Clearly, Mary Roberts Rinehart had tapped a rich vein of audience enthusiasm. Newspaper stories abounded about the happily married physician's wife who also happened to be a best-selling mystery-romance-thriller novelist. The Rineharts' domesticity was as appealing to readers as the fame that had landed on the writer in the family. 

Photograph of Rinehart on a pack-horse trip through Glacier Park in 1915.

A trained nurse, Mary Roberts Rinehart put her nursing skills and journalist's pen to use helping Allied troops in Europe in World War I. Due to her extensive travels throughout the American West, she was the only woman appointed to President Hoover's Western Land Commission in 1929. A breast cancer survivor, Mary Roberts Rinehart exerted her influence as a celebrity to advocate for awareness of the disease and to encourage women to have regular examinations.

Mary Roberts Rinehart and her husband lived in two homes in the Pittsburgh area. Their first house was on Beech Avenue on the North Side. After the success of The Circular Staircase, the Rineharts built a fine custom home in Glen Osborne, near Sewickley. In 1922, they moved to Washington, D.C., when Dr. Rinehart accepted a position with the Veterans Administration. While she took up the role of Washington hostess. Rinehart did not slow down her writing career. She negotiated stage and screen adaptations of her stories and, in 1931, published a memoir, My Story.
Photographs of Rinehart with actors Douglas Fairbanks and Cecil B. DeMille, and climbing into a stunt plane.

Over a writing career that spanned more than fifty years, Rinehart's novels, plays and screen adaptations garnered around $27 million in sales, or roughly half a billion dollars in today's money.

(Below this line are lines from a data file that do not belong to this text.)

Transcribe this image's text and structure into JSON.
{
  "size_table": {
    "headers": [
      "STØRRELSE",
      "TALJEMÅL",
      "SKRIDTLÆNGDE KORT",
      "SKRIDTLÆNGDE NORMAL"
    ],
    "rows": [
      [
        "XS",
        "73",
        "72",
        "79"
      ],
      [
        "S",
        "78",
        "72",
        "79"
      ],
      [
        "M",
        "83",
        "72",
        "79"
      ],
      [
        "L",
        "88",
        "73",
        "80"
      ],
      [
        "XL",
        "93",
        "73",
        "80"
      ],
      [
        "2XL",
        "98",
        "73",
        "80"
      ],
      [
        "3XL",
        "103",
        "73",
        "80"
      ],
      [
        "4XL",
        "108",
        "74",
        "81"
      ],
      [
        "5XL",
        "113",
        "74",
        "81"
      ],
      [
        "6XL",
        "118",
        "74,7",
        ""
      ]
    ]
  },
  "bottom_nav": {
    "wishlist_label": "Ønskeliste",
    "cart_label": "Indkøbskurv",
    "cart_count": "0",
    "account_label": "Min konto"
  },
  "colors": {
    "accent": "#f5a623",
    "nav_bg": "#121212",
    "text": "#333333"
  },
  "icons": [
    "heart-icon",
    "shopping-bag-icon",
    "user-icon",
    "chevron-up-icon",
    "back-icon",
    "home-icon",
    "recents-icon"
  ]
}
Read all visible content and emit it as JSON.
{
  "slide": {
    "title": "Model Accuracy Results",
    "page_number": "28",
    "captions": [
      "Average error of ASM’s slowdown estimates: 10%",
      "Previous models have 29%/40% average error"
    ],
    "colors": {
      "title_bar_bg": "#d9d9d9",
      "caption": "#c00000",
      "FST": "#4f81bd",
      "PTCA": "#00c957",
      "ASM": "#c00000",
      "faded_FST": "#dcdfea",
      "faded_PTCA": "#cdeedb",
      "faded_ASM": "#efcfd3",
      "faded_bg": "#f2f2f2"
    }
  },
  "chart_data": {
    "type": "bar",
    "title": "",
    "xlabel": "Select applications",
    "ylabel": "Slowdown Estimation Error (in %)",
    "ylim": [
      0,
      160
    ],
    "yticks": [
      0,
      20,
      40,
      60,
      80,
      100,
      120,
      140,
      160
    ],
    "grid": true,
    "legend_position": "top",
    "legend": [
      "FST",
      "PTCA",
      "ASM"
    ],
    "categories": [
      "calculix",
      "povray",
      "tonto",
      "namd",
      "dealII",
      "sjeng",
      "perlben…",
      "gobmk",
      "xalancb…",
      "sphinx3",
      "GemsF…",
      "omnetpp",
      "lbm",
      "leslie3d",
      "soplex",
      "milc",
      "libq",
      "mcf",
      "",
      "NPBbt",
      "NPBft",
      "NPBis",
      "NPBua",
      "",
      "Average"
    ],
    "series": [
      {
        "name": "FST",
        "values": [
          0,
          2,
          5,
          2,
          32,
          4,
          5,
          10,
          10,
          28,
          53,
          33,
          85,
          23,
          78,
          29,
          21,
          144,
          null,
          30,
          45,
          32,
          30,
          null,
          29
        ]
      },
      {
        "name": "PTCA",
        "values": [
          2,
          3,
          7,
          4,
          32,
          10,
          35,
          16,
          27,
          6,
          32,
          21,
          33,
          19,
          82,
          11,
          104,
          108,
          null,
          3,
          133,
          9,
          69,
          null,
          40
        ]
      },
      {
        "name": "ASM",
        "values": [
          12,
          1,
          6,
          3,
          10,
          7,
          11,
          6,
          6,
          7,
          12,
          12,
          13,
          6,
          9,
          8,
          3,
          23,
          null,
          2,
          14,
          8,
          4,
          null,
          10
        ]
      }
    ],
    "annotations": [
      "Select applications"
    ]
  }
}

All three Rinehart sons followed their mother into the literary world. Stanley Rinehart, Jr. and Frederick "Ted" Rinehart co-founded the publishing house Farrar & Rinehart. Allan Rinehart became a playwright and film producer.

When she died in 1958, Mary Roberts Rinehart left behind volumes of handwritten pages and notes on her work, business correspondence and contracts with Hollywood studios and Broadway producers, and photos of her family life and travels over the decades. Rinehart's sons donated her papers to the University of Pittsburgh.

Mary Roberts Rinehart opened a savings account at Dollar Bank in December 1909.

Dollar Bank account signature of Mary Rinehart from 1909.